Differentiability is a stronger condition than continuity. A function is differentiable at a point if it has a derivative at that point, meaning the function's gradient or slope changes smoothly without any sudden jumps or breaks. For a function \( f(x) \) to be differentiable at \( x = c \), the derivative from the left must equal the derivative from the right: \( \text{lim}_{x \to c^-} f'(x) = \text{lim}_{x \to c^+} f'(x) \). For the piecewise function given, we need the derivative for \( x < 1 \) and for \( x \geq 1 \) to be equal at \( x = 1 \). First, we find the derivatives: for \( x < 1 \), \( f'(x) = 2x \); for \( x \geq 1 \), \( f'(x) = a \). At \( x = 1 \), \( \text{lim}_{x \to 1^-} f'(x) = 2 \times 1 = 2 \) and \( \text{lim}_{x \to 1^+} f'(x) = a \). To ensure differentiability, \( 2 = a \). This guarantees that the function's slope is consistent at the transition point.

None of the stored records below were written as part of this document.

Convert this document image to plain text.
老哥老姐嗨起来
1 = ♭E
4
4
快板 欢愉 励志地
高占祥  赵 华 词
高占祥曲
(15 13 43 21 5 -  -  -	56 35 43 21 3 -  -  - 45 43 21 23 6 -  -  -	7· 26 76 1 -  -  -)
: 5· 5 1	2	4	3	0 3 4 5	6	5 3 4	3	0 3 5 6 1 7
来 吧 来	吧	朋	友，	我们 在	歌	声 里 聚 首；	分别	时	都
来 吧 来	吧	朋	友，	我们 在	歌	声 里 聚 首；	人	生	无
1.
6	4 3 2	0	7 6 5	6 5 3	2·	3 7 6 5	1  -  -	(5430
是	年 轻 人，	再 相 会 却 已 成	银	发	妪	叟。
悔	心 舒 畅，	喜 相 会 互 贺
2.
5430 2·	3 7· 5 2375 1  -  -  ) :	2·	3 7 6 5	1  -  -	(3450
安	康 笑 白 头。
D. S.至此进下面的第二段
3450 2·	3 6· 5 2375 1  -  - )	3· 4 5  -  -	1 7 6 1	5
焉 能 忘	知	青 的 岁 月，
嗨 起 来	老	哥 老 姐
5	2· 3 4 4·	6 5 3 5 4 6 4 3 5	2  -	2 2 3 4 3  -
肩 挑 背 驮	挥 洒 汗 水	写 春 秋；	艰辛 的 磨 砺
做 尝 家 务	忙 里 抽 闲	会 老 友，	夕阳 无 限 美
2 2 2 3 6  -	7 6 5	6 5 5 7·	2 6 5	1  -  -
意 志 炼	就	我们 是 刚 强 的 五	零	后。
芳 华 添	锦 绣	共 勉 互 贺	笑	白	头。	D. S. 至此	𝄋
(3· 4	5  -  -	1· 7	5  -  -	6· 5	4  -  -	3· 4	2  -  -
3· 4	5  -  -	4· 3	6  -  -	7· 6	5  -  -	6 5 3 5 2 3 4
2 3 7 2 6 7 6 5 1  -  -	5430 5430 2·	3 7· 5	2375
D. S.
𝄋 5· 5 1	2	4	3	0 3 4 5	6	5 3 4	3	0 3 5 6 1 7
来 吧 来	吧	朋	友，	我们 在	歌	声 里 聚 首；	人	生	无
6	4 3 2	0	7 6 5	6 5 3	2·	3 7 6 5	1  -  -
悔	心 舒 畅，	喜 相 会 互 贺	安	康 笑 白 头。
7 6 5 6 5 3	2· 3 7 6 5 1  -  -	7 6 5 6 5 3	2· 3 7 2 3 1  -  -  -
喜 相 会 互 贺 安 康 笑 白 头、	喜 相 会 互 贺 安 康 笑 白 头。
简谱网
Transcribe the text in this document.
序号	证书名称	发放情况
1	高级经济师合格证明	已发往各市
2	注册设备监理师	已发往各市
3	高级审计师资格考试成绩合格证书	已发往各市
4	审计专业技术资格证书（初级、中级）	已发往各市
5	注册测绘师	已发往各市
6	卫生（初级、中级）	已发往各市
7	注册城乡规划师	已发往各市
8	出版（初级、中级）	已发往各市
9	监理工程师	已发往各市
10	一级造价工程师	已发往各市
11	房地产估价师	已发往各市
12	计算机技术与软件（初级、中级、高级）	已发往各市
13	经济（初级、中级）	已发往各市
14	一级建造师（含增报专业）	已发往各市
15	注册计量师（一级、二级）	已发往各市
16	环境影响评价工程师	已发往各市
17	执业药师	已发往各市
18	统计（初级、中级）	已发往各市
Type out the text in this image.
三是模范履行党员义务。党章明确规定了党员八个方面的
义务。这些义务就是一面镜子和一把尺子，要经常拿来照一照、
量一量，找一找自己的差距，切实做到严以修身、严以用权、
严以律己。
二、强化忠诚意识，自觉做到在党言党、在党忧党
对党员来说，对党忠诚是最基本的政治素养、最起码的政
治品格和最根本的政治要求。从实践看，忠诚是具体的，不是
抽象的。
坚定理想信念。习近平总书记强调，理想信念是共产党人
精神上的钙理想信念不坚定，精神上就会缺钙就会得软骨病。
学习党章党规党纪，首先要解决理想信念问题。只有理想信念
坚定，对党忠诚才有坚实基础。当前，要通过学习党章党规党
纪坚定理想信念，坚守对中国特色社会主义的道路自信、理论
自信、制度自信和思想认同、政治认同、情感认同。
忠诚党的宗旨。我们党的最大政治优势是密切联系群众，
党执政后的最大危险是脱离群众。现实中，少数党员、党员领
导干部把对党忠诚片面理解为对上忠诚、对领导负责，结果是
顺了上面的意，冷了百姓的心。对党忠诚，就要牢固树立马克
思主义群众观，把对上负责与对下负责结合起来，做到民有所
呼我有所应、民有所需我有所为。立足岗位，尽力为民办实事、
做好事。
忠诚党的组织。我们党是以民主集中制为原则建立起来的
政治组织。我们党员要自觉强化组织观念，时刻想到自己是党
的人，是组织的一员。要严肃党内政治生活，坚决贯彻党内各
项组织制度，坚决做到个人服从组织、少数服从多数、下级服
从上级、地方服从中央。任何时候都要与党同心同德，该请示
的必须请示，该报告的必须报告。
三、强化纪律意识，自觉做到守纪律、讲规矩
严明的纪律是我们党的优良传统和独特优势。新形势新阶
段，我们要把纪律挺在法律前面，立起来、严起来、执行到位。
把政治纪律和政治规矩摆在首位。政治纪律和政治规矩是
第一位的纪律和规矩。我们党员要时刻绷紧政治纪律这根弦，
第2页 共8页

Derivatives measure the rate at which a function is changing at any given point, effectively providing the slope of the function's graph at that point. For a function \( f(x) \), the derivative, noted as \( f'(x) \), is the limit: \( f'(x) = \text{lim}_{h \to 0} \frac{f(x+h) - f(x)}{h} \). In simpler terms, it tells you how much \( f(x) \) changes as \( x \) changes. For the given piecewise function: - For \( x < 1 \), the function is \( x^2 \), and its derivative is \( 2x \). - For \( x \geq 1 \), the function is \( ax + b \), and its derivative is \( a \). To ensure a smooth transition at \( x = 1 \), these derivatives must match as we calculated earlier, requiring \( a = 2 \). Knowing derivatives helps in understanding the behavior and the rate of change of the function at different points.

A piecewise function is a function that is defined by different expressions for different intervals of the domain. Understanding piecewise functions is crucial because they represent real-world situations where a single rule might not apply to all circumstances. For the given function, we have: \( f(x)= \begin{cases}x^2 & \text { if } x<1 \ a x + b & \text { if } x \text { greater than or equal to }1\text. \). Analyzing such functions involves checking: - Continuity at the transition points - Differentiability at the transition points By ensuring both of these, we can find values for \( a \) and \( b \) that make the function behave smoothly across its entire range. Piecewise functions help model complex behaviors that can't be captured by a single uniform formula, making them essential in higher mathematics and applied fields.